Computationally Efficient State and Model Estimation via Interval Observers for Partially Unknown Systems
Mohammad Khajenejad, Zeyuan Jin
TL;DR
The paper tackles interval observer design for partially unknown nonlinear systems with bounded disturbances, aiming to jointly estimate states and learn a model for the unknown dynamics. It combines Jacobian sign-stable ($\mathrm{JSS}$) decompositions, tight mixed-monotone decomposition, and data-driven over-approximations to construct interval framers that enclose the true augmented state $z_k=[x_k^\top d_k^\top]^\top$; correctness and tightening of bounds are proven as more data is gathered.

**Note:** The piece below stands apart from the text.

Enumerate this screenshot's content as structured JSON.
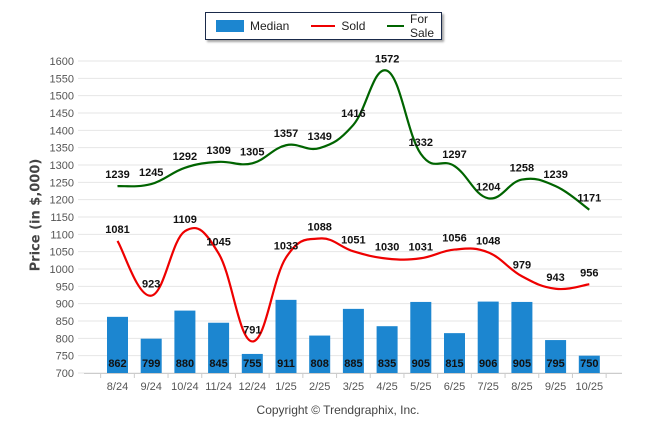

An SDP-based framework is developed to synthesize observer gains that achieve $\mathcal{H}_{\infty}$-optimal performance and input-to-state stability (ISS) of the framer error, accounting for the unknown dynamics via data-driven abstractions with provable bounds $\underline{h}_k(z_k) \le h(z_k) \le \overline{h}_k(z_k)$. A representative example demonstrates that the proposed method achieves substantial computational efficiency compared to prior work, enabling real-time robust state and model estimation in safety-critical settings. The approach provides a principled, scalable path to robust interval estimation in partially known nonlinear systems, with potential extensions to time-varying and hybrid dynamics.
Abstract
This paper addresses the synthesis of interval observers for partially unknown nonlinear systems subject to bounded noise, aiming to simultaneously estimate system states and learn a model of the unknown dynamics. Our approach leverages Jacobian sign-stable (JSS) decompositions, tight decomposition functions for nonlinear systems, and a data-driven over-approximation framework to construct interval estimates that provably enclose the true augmented states. By recursively computing tight and tractable bounds for the unknown dynamics based on current and past interval framers, we systematically integrate these bounds into the observer design. Additionally, we formulate semi-definite programs (SDP) for observer gain synthesis, ensuring input-to-state stability and optimality of the proposed framework. Finally, simulation results demonstrate the computational efficiency of our approach compared to a method previously proposed by the authors.